O que é a técnica? Qual o papel da técnica em nossa civilização?

A questão da técnica atormenta as mentes e os corações de diversos indivíduos. Sua problemática leva ao gasto de energia, tempo e recursos em busca de compreender seu estatuto social, histórico e ôntico. Existem aqueles que pensam ser a técnica um grande mal, mal este que veio para oprimir ou esmagar a humanidade. Neste sentido, podemos falar do terrorista Theodore John Kaczynski, mais conhecido como “unabomber”. Kaczynski via na técnica a degradação do homem, a perda de sua vitalidade pulsional. Pela técnica, segundo ele, o homem constituiria uma espécie de “sub-cultura”, com criações inúteis, como a ciência e a arte. Kaczynski via a técnica como um arcabouço ôntico que formataria a vivência humana, o aprisionando.

Outro crítico da técnica, mas em uma perspectiva diferente, foi Heidegger. Heidegger via a técnica, assim como Kaczynski, como um arcabouço ôntico a enredar o homem. Contudo, segundo ele, a origem da técnica estaria enraizada no impulso metafísico do homem de dominação da natureza, em seus diversos aspectos, e do esquecimento da problemática em torno do ser. Na verdade, de acordo com esta posição, a técnica seria a criação mais recente do impulso metafísico de subjugação do ser pelo homem.

Ainda entre os que vêem a técnica de modo negativo, existem aqueles que creditam a ela um suposto estado de opressão social, instrumento de desumanização, em que o homem teria se tornado em “apêndice da máquina”.  Neste caso, a técnica seria um meio de “opressão social” e “alienação”.

Estas posições são, essencialmente, equivocadas. Cada uma a seu modo. No caso das posições de Heidegger e Kaczynski existe um aspecto correto, do qual se falará mais abaixo. Antes, é necessário apresentar, em linhas gerais, a posição de um autor que mais se aproxima de uma análise condizente sobre a técnica. Este autor é Álvaro Vieira Pinto.
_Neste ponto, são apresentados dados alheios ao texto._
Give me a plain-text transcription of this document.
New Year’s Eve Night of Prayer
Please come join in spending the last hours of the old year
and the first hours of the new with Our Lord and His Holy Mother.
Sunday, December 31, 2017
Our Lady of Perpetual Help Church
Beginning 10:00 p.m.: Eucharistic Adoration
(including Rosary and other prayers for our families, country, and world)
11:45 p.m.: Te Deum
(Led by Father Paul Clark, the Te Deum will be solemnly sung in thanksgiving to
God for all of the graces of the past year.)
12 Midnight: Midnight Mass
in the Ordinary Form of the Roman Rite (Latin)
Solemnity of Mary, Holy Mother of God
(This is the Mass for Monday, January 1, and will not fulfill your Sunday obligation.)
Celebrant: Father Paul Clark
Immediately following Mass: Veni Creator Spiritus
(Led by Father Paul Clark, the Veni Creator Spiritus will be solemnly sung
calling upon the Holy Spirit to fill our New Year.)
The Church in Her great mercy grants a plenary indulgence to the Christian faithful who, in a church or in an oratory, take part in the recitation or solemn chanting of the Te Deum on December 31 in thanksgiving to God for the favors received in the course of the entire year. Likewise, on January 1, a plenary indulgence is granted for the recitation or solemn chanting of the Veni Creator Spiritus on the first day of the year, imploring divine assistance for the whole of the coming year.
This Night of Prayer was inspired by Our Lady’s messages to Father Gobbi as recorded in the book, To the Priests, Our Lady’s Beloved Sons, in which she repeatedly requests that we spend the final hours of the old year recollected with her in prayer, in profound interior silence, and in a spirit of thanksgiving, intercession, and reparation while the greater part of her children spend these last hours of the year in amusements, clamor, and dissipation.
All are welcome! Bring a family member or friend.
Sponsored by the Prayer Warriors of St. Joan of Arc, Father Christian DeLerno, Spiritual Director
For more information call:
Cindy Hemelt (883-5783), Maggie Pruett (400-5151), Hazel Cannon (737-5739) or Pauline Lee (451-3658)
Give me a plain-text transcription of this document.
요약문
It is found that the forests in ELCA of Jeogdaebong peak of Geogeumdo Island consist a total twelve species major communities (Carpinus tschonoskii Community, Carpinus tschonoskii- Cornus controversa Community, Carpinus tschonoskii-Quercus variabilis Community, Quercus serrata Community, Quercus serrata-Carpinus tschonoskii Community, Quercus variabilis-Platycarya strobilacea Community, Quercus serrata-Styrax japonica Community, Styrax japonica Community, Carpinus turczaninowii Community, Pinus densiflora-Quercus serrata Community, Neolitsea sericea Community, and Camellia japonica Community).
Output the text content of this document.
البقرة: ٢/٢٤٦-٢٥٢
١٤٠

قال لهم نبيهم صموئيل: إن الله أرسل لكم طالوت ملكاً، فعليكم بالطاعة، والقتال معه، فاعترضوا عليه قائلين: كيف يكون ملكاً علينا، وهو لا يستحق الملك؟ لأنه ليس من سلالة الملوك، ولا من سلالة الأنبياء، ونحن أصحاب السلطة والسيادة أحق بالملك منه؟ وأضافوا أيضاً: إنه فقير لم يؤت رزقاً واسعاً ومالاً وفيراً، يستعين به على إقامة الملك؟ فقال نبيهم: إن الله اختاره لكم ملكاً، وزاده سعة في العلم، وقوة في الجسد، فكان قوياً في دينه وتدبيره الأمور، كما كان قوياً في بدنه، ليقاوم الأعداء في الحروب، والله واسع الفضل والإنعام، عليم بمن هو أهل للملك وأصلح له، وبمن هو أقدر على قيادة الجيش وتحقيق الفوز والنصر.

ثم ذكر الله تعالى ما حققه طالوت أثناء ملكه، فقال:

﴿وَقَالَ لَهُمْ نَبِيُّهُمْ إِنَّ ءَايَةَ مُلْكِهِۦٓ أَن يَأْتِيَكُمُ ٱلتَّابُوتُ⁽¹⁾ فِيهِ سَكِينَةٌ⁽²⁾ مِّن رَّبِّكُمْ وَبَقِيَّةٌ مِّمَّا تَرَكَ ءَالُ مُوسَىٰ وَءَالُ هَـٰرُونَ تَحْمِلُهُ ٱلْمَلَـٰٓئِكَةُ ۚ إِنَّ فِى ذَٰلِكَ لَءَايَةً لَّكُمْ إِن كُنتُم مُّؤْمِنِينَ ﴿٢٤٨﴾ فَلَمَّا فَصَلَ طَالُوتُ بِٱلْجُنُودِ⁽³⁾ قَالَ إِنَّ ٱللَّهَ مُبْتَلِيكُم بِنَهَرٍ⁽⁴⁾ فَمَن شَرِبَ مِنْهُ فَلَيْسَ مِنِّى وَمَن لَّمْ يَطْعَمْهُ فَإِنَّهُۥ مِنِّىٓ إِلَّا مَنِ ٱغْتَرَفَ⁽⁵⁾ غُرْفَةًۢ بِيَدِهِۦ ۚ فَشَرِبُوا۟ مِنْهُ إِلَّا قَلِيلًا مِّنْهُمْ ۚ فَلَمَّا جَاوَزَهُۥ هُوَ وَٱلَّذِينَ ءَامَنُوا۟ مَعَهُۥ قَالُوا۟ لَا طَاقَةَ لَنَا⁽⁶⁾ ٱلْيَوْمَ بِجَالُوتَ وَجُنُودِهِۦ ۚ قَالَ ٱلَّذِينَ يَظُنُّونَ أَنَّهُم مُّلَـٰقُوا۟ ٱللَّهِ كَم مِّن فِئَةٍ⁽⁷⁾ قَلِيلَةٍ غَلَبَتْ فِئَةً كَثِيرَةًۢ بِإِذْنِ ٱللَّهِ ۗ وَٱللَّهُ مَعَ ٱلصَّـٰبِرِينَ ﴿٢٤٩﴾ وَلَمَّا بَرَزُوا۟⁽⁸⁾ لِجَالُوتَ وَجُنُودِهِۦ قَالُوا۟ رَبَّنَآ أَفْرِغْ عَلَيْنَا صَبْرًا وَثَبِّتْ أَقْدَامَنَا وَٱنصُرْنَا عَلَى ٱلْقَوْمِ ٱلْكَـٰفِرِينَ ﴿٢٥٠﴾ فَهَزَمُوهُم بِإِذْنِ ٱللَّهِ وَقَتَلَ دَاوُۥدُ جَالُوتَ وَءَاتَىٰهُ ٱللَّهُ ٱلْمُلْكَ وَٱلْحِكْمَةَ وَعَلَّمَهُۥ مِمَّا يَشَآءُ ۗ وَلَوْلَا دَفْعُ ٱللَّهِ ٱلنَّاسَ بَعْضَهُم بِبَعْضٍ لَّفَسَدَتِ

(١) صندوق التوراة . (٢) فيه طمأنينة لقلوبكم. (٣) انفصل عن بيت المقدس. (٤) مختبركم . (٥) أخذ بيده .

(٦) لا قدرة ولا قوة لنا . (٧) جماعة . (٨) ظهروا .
Para analisar a questão da técnica, Álvaro Vieira escreveu a obra intitulada “o conceito de tecnologia”. Nesta obra, Álvaro Vieira vai contra as posições filosóficas radicalmente pessimistas sobre a técnica. Um dos principais alvos de suas críticas é justamente Heidegger. Álvaro Vieira critica justamente a análise da técnica baseada em pré-concepções de fundo especulativo, como é o caso de Heidegger. No lugar, propõe que a técnica seja analisada a partir de um viés “ontológico”, de seu enraizamento ôntico na sociabilidade. Tal como Lukács, Álvaro Vieira concebe o processo de instauração e desenvolvimento da sociabilidade a partir do trabalho. É pelo trabalho, que deve ser entendido em seu sentido amplo, que a sociabilidade é constituída pelo homem e posta adiante. A partir desta posição, Álvaro Vieira argumenta que o trabalho leva ao desenvolvimento de técnicas auxiliativas, as quais se constituem como instrumentos para o homem em suas atividades. Assim surge a técnica. A técnica é, neste sentido, uma forma operacional da sociabilidade, pela qual esta conduz seu processo de desenvolvimento, e, como tal,  a técnica é instaurada pelo trabalho, estando sempre sobre seu controle. Ao contrário de Kaczynski e de Heidegger, Álvaro Vieira não vê a técnica como algo extrínseco à sociabilidade, e que poderia vir a oprimi-la. Ao contrário, a técnica sempre está presente na sociabilidade, não havendo sociabilidade, vale dizer, homem, sem técnica. É esta posição que o levará a questionar a ideia de “era tecnológica”, conceito que é usado por alguns para designar nossa época atual em oposição à eras passadas. Deste modo, Álvaro Vieira concebe a técnica não de modo negativo, como opressora, mas sim de modo positivo, como impulsionadora da sociabilidade. A técnica é um instrumento edificador do homem, não destrutor. Isto não quer dizer que a técnica não possua problemas. Ela os tem, mas estes problemas se dão na questão do uso e da produção da técnica pelos povos. Dentro do espírito nacionalista do ISEB, Álvaro Vieira vê o uso distorcido da técnica quando esta é de produção exclusiva dos países ditos “desenvolvidos”, enquanto os demais seriam apenas “receptores” do que tiver sido produzido nestes países. Do mesmo modo, a técnica traria prejuízos pela relação extrínseca do trabalhador com ela, em que ele a operaria, mas sem nada entender de seu funcionamento elementar.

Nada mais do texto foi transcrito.